Poiché “Dio è amore” (1Gv 4,16), secondo le parole di Giovanni, essendo Figlio dell’amore, cioè di Dio secondo natura, unico e vero, anch’egli è manifestamente amore, non perché abbia una splendidissima dignità per la spavalderia delle parole, ma perché si dimostra tale con le opere e i fatti, cioè come frutto della sostanza del Padre.
Non diremo, infatti, che la sostanza suprema accolga tutti i bene, né affermeremo che ogni genere di bene sia in lui in modo precario e avventizio, come avviene in noi, e neppure diremo che sia una cosa contenuta nell’altro, come si potrebbe dire che la scienza è nell’uomo. L’uomo, infatti, non è scienza per se stesso, ma piuttosto capace di ricevere la scienza. Ma anche qualsiasi bene che si possa concepire, diciamo che questo realmente è la divina e ineffabile natura, come quasi una fonte che ha in se stessa ogni genere di virtù, e che lo riversa da se stessa.
Meritatamente, dunque, egli è il frutto dell’amore, ed essendo egli amore, come il Padre, di cui è Figlio, si contrassegnerà nei nostri animi per mezzo dell’amore, e imprime nei buoni, come segno della familiarità con lui, l’abbracciare strettamente l’amore scambievole.
D’altronde, se Cristo, secondo le parole di Paolo, è “la nostra pace” (Ef 2,14-18) […], in che modo potrebbero essere riconosciuti come discepoli della pace, se non hanno fra loro la pace?
Che cosa è, infatti, il disgregamento dell’amore se non la causa della guerra, il sovvertimento della pace e la scoperta di ogni doppiezza?
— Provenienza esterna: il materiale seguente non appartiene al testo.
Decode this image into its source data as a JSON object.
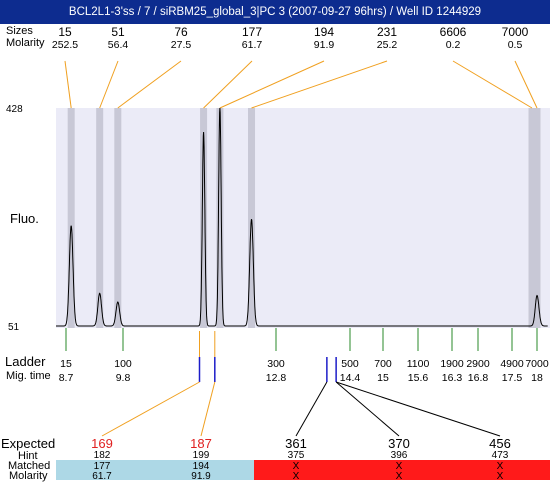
{
  "title": "BCL2L1-3'ss / 7 / siRBM25_global_3|PC 3 (2007-09-27 96hrs) / Well ID 1244929",
  "labels": {
    "sizes": "Sizes",
    "molarity": "Molarity",
    "fluo": "Fluo.",
    "ladder": "Ladder",
    "mig_time": "Mig. time",
    "expected": "Expected",
    "hint": "Hint",
    "matched": "Matched",
    "molarity_bottom": "Molarity"
  },
  "y_axis": {
    "top": "428",
    "bottom": "51"
  },
  "colors": {
    "title_bg": "#0d2c8f",
    "plot_bg": "#ebebf7",
    "band": "#c8c8d6",
    "connector": "#f0a020",
    "ladder_tick": "#2a8a2a",
    "marker": "#1c1cc8",
    "expected_hit": "#e02020",
    "matched_ok": "#add8e6",
    "matched_miss": "#ff1a1a"
  },
  "chart_data": {
    "type": "line",
    "title": "BCL2L1-3'ss / 7 / siRBM25_global_3|PC 3 (2007-09-27 96hrs) / Well ID 1244929",
    "ylabel": "Fluo.",
    "ylim": [
      51,
      428
    ],
    "peaks": [
      {
        "size": "15",
        "molarity": "252.5",
        "x": 8.8,
        "height": 0.46
      },
      {
        "size": "51",
        "molarity": "56.4",
        "x": 9.35,
        "height": 0.15
      },
      {
        "size": "76",
        "molarity": "27.5",
        "x": 9.7,
        "height": 0.11
      },
      {
        "size": "177",
        "molarity": "61.7",
        "x": 11.38,
        "height": 0.89
      },
      {
        "size": "194",
        "molarity": "91.9",
        "x": 11.7,
        "height": 1.0
      },
      {
        "size": "231",
        "molarity": "25.2",
        "x": 12.32,
        "height": 0.49
      },
      {
        "size": "6606",
        "molarity": "0.2",
        "x": 17.9,
        "height": 0.0
      },
      {
        "size": "7000",
        "molarity": "0.5",
        "x": 18.0,
        "height": 0.14
      }
    ],
    "ladder": [
      {
        "size": "15",
        "time": "8.7"
      },
      {
        "size": "100",
        "time": "9.8"
      },
      {
        "size": "300",
        "time": "12.8"
      },
      {
        "size": "500",
        "time": "14.4"
      },
      {
        "size": "700",
        "time": "15"
      },
      {
        "size": "1100",
        "time": "15.6"
      },
      {
        "size": "1900",
        "time": "16.3"
      },
      {
        "size": "2900",
        "time": "16.8"
      },
      {
        "size": "4900",
        "time": "17.5"
      },
      {
        "size": "7000",
        "time": "18"
      }
    ],
    "markers_mig_time": [
      11.3,
      11.6,
      13.9,
      14.1
    ],
    "expected": [
      {
        "expected": "169",
        "hint": "182",
        "matched": "177",
        "molarity": "61.7",
        "found": true,
        "marker": 0
      },
      {
        "expected": "187",
        "hint": "199",
        "matched": "194",
        "molarity": "91.9",
        "found": true,
        "marker": 1
      },
      {
        "expected": "361",
        "hint": "375",
        "matched": "X",
        "molarity": "X",
        "found": false,
        "marker": 2
      },
      {
        "expected": "370",
        "hint": "396",
        "matched": "X",
        "molarity": "X",
        "found": false,
        "marker": 3
      },
      {
        "expected": "456",
        "hint": "473",
        "matched": "X",
        "molarity": "X",
        "found": false,
        "marker": 3
      }
    ]
  }
}
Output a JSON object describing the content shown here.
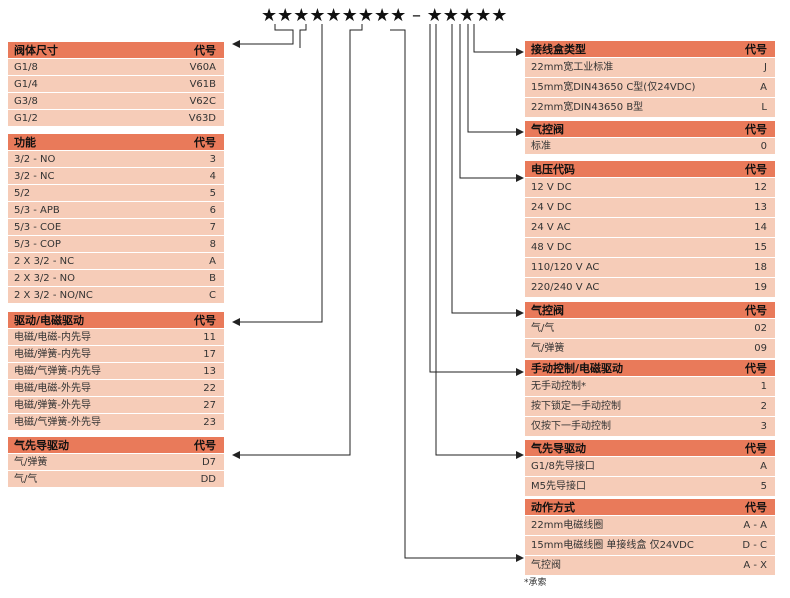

Come, quando è fermo il vincolo dell’amore, sono conservati i beni della pace, così, credo, subentrano i mali della guerra, quando la carità viene tagliata via. E che succede allora? Insulti, liti, emulazione, ira, furore, insinuazioni, maledizioni e invidia: in una parola, sorge ogni specie di pazzia.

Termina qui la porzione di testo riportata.